In den vorherigen LibreOffice-Versionen war die NotebookBar zwar bereits an Bord, die Entwickler hatten sie aber noch nicht für den regulären Einsatz freigegeben. Anwender mussten sie deshalb in den versteckten, experimentellen Einstellungen explizit aktivieren. Jetzt hat die NotebookBar die Testphase verlassen. Ihr Aufbau orientiert sich an den bekannten und umstrittenen Ribbons in Microsoft Office. Wie dort gruppiert die NotebookBar thematisch zusammengehörende Funktionen auf Registern. LibreOffice-Anwender haben dabei die Wahl zwischen drei verschiedenen Stilen, die jeweils einen leicht unterschiedlichen Aufbau besitzen. Aktivieren lässt sich die NotebookBar unter „Ansicht | Benutzeroberfläche“ über die Punkte „In Registern“, „Gruppiert kompakt“ oder „Kompakt“.
Sowohl die standardmäßig genutzten Symbole, als auch die Icon-Sets „Elementary“ und „Karasa Jaga“ haben die Entwickler überarbeitet. Neu an Bord sind auch drei Icon-Sets, die auf dem SVG-Format basieren und sich somit beliebig skalieren lassen. Diese Symbole sind aber noch als „experimentell“ gekennzeichnet.
Die Unterstützung von Microft-Office-Dateiformaten haben die Entwickler verbessert. Darunter fallen auch Dateiformate, die Microsoft nicht mehr offiziell unterstützt. LibreOffice 6.2 kommt zudem deutlich besser mit verschlüsselten OOXML-Dokumenten zurecht, die agile Verschlüsselung und HMAC-Verifizierung einsetzen.
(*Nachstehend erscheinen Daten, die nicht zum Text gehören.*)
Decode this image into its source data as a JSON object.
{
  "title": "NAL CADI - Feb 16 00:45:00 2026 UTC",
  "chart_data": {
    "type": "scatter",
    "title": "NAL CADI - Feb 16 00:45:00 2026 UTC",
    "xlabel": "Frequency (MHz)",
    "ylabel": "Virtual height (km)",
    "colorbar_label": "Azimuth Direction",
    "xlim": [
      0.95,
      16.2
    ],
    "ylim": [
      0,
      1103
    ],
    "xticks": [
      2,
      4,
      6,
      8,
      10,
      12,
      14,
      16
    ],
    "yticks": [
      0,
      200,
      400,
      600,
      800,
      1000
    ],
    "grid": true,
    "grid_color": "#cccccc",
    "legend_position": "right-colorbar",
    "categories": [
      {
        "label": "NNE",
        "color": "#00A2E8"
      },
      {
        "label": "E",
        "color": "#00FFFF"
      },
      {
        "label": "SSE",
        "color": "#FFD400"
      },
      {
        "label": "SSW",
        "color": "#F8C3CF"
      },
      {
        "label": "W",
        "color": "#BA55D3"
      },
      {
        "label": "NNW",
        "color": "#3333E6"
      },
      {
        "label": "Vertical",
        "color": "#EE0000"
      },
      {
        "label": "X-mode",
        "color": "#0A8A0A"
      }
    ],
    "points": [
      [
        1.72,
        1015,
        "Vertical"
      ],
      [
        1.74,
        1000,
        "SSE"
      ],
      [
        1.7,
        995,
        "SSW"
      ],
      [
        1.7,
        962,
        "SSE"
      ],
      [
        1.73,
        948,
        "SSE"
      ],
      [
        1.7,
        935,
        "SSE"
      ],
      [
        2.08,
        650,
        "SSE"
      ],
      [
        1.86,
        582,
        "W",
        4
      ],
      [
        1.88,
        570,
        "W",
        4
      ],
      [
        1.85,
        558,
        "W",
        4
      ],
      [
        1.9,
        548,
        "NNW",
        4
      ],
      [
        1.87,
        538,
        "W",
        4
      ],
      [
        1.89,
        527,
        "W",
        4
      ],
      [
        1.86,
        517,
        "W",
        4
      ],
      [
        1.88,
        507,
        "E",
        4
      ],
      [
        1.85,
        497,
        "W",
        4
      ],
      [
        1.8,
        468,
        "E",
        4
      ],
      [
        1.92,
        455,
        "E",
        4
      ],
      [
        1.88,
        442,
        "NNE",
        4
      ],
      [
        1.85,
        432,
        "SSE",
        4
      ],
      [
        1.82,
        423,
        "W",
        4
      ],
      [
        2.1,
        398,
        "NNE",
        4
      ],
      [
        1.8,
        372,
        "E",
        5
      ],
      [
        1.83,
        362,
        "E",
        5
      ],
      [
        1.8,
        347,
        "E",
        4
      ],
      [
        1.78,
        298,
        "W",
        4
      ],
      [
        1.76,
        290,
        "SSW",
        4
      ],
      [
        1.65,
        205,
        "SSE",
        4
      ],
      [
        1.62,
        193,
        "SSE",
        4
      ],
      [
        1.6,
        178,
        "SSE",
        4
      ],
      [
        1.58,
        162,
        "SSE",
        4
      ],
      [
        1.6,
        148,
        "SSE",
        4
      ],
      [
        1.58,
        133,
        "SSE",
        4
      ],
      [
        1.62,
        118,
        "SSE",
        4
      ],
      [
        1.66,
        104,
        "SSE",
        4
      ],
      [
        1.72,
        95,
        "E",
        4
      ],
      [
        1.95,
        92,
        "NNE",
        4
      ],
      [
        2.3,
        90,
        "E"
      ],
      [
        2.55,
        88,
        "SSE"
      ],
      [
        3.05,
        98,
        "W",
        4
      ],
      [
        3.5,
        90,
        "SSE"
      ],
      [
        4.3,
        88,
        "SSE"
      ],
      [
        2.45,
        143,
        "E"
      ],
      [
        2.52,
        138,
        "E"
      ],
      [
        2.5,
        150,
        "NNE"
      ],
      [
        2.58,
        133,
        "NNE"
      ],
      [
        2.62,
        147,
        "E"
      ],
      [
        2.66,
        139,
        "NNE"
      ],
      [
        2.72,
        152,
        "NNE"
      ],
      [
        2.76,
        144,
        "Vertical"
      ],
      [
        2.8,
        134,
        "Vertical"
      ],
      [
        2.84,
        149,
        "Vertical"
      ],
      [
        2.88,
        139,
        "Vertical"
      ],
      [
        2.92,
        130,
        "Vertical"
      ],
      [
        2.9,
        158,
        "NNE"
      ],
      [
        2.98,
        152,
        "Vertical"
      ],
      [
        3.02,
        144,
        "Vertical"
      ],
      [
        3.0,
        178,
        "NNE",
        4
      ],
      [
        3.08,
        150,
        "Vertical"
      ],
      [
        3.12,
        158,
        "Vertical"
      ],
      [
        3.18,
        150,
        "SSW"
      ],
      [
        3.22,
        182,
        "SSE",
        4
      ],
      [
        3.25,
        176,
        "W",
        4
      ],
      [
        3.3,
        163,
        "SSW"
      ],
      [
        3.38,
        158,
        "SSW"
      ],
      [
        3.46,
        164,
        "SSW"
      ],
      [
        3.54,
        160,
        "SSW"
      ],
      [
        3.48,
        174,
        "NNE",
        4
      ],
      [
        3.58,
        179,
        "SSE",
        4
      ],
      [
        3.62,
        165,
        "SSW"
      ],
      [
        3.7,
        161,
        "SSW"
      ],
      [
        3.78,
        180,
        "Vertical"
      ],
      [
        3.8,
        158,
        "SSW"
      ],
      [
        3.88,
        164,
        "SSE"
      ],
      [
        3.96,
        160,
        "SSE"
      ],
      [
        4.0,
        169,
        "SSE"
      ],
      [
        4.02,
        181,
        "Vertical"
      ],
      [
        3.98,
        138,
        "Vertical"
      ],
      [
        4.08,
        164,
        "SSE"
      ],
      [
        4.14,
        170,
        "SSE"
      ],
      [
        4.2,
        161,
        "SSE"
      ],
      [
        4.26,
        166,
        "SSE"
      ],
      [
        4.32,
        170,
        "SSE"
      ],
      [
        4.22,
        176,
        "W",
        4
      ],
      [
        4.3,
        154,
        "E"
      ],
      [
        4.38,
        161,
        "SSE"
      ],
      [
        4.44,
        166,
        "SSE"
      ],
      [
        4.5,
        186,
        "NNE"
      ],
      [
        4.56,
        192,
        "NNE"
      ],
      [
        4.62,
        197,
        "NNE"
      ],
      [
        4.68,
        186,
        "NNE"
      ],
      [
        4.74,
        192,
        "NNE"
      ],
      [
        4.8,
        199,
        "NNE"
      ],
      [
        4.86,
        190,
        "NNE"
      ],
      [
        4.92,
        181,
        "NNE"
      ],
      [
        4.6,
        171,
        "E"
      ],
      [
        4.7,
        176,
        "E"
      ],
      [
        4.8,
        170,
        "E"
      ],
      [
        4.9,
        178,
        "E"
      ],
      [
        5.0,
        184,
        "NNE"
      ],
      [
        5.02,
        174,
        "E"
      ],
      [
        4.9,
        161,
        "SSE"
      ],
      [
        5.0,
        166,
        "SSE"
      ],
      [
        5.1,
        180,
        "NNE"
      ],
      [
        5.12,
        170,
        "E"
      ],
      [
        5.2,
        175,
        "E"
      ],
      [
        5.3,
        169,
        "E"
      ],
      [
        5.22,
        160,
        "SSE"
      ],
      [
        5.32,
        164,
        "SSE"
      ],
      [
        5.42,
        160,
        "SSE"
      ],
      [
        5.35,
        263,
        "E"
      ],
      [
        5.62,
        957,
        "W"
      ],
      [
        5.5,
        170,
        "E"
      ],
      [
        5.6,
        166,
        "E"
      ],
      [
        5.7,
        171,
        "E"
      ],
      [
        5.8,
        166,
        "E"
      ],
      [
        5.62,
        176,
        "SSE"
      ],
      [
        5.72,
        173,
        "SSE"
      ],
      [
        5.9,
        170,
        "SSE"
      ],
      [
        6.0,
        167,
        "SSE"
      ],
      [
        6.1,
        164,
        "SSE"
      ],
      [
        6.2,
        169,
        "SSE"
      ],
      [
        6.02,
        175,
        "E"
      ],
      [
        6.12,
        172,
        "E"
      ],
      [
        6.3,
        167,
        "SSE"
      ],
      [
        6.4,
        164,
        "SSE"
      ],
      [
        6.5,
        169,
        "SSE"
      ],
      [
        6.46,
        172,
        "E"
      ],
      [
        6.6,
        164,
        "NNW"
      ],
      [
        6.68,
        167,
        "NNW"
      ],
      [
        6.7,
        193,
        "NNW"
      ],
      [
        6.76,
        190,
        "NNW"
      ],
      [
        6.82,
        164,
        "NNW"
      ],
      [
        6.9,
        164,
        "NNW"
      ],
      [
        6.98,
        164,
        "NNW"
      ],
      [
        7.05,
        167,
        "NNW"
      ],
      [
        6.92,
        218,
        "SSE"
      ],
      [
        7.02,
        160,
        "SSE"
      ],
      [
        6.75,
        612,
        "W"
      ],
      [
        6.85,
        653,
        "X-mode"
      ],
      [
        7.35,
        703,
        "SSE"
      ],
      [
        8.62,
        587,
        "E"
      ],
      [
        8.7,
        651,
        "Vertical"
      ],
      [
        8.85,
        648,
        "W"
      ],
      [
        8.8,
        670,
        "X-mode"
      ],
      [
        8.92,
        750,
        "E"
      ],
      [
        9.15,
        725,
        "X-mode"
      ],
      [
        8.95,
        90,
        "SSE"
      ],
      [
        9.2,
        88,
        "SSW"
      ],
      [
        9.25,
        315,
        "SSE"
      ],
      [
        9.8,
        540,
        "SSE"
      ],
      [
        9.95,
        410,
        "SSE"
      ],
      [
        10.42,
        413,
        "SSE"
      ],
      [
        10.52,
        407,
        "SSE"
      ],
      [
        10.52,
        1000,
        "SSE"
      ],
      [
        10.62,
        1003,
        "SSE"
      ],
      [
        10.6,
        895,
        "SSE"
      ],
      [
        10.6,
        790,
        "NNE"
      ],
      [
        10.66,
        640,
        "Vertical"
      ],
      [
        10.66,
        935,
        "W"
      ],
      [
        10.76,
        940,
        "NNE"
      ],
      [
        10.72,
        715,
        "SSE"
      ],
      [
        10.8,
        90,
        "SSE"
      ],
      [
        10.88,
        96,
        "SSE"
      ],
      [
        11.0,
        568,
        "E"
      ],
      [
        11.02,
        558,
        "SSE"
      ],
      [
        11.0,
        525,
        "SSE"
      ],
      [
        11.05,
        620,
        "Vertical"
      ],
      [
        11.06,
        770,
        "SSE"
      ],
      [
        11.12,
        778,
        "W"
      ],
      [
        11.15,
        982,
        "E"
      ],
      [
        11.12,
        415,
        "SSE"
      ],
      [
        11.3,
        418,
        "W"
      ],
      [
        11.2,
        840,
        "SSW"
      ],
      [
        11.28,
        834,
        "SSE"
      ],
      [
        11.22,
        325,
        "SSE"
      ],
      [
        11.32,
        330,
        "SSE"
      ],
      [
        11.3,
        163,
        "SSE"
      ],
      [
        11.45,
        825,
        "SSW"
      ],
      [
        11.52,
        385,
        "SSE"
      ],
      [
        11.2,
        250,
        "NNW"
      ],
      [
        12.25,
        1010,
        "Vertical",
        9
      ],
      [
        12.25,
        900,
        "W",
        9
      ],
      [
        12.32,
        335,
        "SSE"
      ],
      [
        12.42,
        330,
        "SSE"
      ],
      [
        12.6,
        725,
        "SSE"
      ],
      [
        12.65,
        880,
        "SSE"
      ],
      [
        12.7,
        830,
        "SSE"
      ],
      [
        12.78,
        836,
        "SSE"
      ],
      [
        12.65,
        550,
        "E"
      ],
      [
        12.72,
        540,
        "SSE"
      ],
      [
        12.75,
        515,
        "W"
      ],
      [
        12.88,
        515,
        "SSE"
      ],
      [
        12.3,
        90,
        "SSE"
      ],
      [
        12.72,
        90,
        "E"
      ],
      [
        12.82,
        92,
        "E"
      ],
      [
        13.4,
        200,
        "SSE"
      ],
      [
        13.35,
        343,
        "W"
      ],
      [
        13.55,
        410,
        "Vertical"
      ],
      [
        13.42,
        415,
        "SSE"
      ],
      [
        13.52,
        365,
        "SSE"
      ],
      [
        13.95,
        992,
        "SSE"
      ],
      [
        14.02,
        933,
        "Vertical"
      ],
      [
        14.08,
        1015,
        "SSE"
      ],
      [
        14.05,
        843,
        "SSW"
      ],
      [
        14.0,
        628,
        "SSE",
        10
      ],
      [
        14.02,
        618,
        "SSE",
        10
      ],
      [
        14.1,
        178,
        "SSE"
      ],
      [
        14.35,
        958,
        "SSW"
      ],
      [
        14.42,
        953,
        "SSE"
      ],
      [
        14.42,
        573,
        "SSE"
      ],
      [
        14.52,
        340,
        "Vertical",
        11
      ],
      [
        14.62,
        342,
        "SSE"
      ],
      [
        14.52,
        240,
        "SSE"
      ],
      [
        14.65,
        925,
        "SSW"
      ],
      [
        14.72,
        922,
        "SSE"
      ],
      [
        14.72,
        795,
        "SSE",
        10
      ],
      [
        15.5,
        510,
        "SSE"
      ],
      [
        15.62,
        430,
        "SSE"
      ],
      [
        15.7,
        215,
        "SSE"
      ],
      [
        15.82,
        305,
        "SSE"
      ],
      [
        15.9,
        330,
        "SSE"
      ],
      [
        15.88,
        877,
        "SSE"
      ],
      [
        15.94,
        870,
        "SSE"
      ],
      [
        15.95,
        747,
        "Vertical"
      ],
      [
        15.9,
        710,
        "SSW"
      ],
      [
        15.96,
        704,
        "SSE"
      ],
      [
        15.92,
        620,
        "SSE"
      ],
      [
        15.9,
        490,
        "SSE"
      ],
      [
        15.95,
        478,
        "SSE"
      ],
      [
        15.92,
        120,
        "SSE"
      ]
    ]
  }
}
Neben diesen größeren Neuerungen gab es noch viele kleine. So filtert die Hilfe jetzt die Index-Wörter deutlich schneller und hebt Suchbegriffe bereits während der Eingabe hervor. Darüber hinaus liefert die Hilfe nur noch Ergebnisse auf Basis des angezeigten Moduls.
Signaturen dürfen jetzt aus einem Bild mit einer echten Unterschrift bestehen. In Writer können Anwender Inhalte von Tabellen in andere Tabellen einfügen und nicht nur ausschließlich auf diesem Weg eine neue Tabelle erstellen.
Weitere Informationen zur neuen Version fasst die offizielle Ankündigung zusammen, sämtliche Neuerungen finden sich im LibreOffice-Wiki.